Anaria s’inclina avec respect devant ses hôtes, qui restèrent impassibles. Tout en ayant conscience du chaos qui régnait sous le crâne d’Anaria, Tel’Ay ne put s’empêcher d’admirer la Wookiee, pour la voix ferme avec laquelle elle annonça :
– Le passé ne peut être changé. Le présent et donc l’avenir, si. Je ne suis pas venue pour être jugée, ni pardonnée. Je suis venue revendiquer mon statut de membre à part entière de la société wookiee, en passant mon rite de passage. Dès que je l’aurai réussi, je quitterai Kashyyyk.
– Je pense en effet que cela vaudra mieux, rétorqua le plus grand des deux Wookiees argentés en la fusillant du regard.
Le, ou plutôt la – devina Tel’Ay – deuxième Wookiee argentée, plus chétive, lui sembla plus émue, bien qu’elle ne prononçât pas une parole.
Le Skelor eut la confirmation de ce qu’il commençait à soupçonner quand le troisième Wookiee, à la fourrure brune et à la carrure impressionnante, annonça à ses deux compagnons :
– Puisque votre fille est prête, je propose de commencer dès maintenant.


***

Trois jours. Ils n’avaient eu que trois jours de tranquillité pour se remettre de leurs aventures.
Anaria était handicapée par son épaule en cours de guérison. Les baumes des guérisseurs rodiens et skeloriens étaient relativement efficaces, mais il s’en faudrait de plusieurs semaines avant qu’elle ne récupère toutes ses capacités physiques.
Elle n’avait pas eu droit à un traitement au bacta, qui avait été réservé aux blessés les plus sérieux.
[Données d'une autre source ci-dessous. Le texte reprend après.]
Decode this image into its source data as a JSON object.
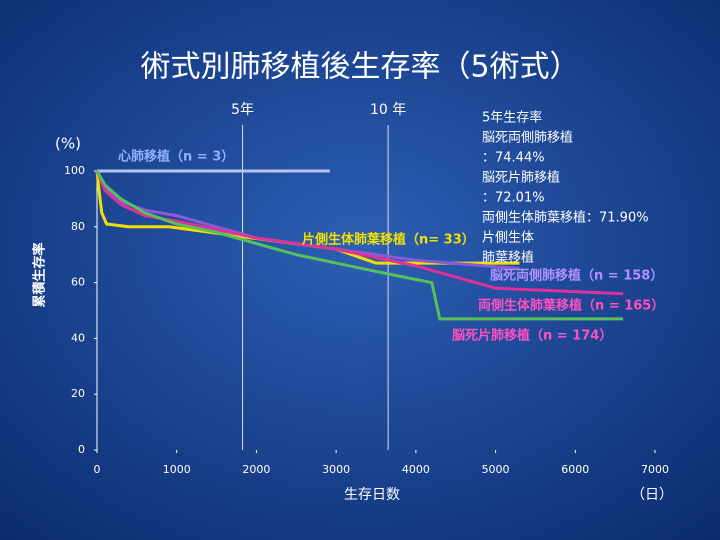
{
  "chart_data": {
    "type": "line",
    "title": "術式別肺移植後生存率（5術式）",
    "y_unit": "(%)",
    "y_label": "累積生存率",
    "x_label": "生存日数",
    "x_unit": "（日）",
    "xlim": [
      0,
      7000
    ],
    "xticks": [
      0,
      1000,
      2000,
      3000,
      4000,
      5000,
      6000,
      7000
    ],
    "ylim": [
      0,
      100
    ],
    "yticks": [
      0,
      20,
      40,
      60,
      80,
      100
    ],
    "reference_lines": [
      {
        "x": 1826,
        "label": "5年"
      },
      {
        "x": 3652,
        "label": "10 年"
      }
    ],
    "series": [
      {
        "name": "心肺移植（n = 3）",
        "color": "#b8c4f0",
        "x": [
          0,
          2920
        ],
        "values": [
          100,
          100
        ]
      },
      {
        "name": "片側生体肺葉移植（n= 33）",
        "color": "#f0e000",
        "x": [
          0,
          30,
          60,
          120,
          400,
          900,
          3000,
          3500,
          5300
        ],
        "values": [
          100,
          92,
          85,
          81,
          80,
          80,
          72,
          67,
          67
        ]
      },
      {
        "name": "脳死両側肺移植（n = 158）",
        "color": "#8a5ad8",
        "x": [
          0,
          100,
          300,
          600,
          1000,
          1500,
          2000,
          3000,
          4000,
          5300
        ],
        "values": [
          100,
          94,
          89,
          86,
          84,
          80,
          76,
          72,
          68,
          65
        ]
      },
      {
        "name": "両側生体肺葉移植（n = 165）",
        "color": "#e0309a",
        "x": [
          0,
          100,
          300,
          600,
          1000,
          1500,
          2000,
          3000,
          4000,
          5000,
          6600
        ],
        "values": [
          100,
          93,
          88,
          84,
          82,
          79,
          76,
          72,
          66,
          58,
          56
        ]
      },
      {
        "name": "脳死片肺移植（n = 174）",
        "color": "#58c058",
        "x": [
          0,
          100,
          300,
          600,
          1000,
          1500,
          2000,
          2500,
          3000,
          3500,
          4200,
          4300,
          6600
        ],
        "values": [
          100,
          95,
          90,
          85,
          81,
          78,
          74,
          70,
          67,
          64,
          60,
          47,
          47
        ]
      }
    ],
    "summary_box": [
      "5年生存率",
      "脳死両側肺移植",
      "：74.44%",
      "脳死片肺移植",
      "：72.01%",
      "両側生体肺葉移植：71.90%",
      "片側生体",
      "肺葉移植"
    ]
  }
}
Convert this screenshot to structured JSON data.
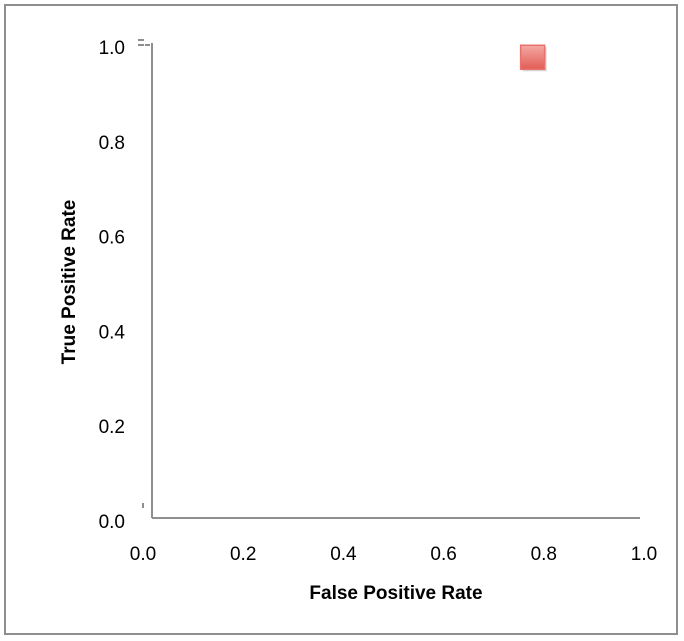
{
  "chart_data": {
    "type": "scatter",
    "title": "",
    "xlabel": "False Positive Rate",
    "ylabel": "True Positive Rate",
    "xlim": [
      0.0,
      1.0
    ],
    "ylim": [
      0.0,
      1.0
    ],
    "xticks": [
      "0.0",
      "0.2",
      "0.4",
      "0.6",
      "0.8",
      "1.0"
    ],
    "yticks": [
      "0.0",
      "0.2",
      "0.4",
      "0.6",
      "0.8",
      "1.0"
    ],
    "grid": false,
    "legend": "none",
    "series": [
      {
        "marker": "square",
        "color": "#e8716b",
        "points": [
          {
            "x": 0.78,
            "y": 0.97
          }
        ]
      }
    ]
  }
}
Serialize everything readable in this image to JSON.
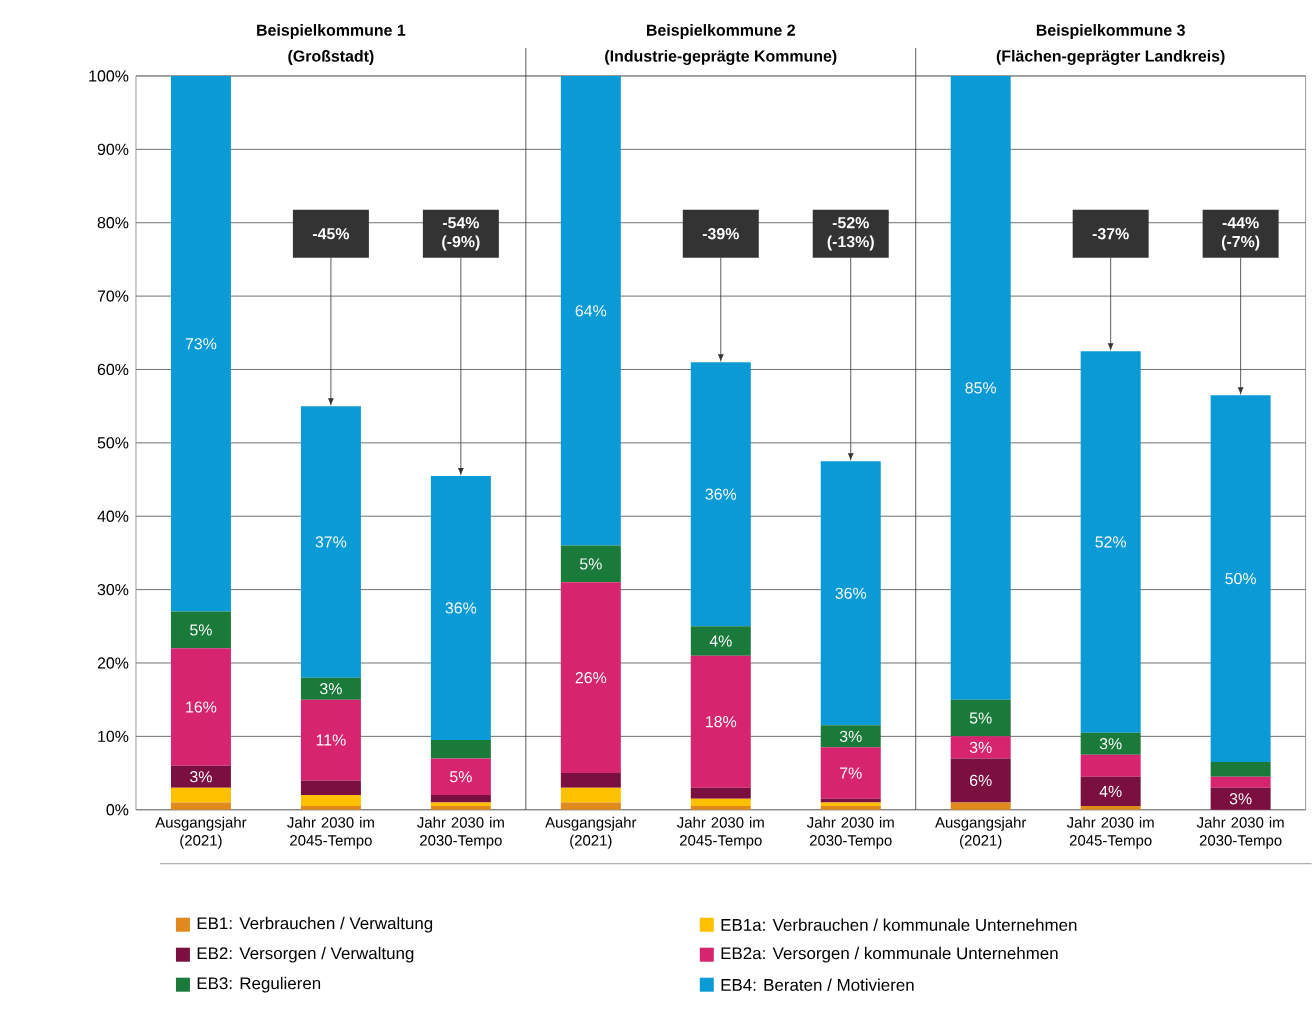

La colonie de Velinia III avait été transformée en un vaste hôpital, afin de soigner les victimes de la récente bataille. Des appels à l’aide avaient été lancées à travers l’espace, et des médicaments ainsi que des produits de première nécessité ne cessaient d’affluer depuis lors.
Tous pansaient leurs blessures. Et tout s’était bien passé… pendant trois jours.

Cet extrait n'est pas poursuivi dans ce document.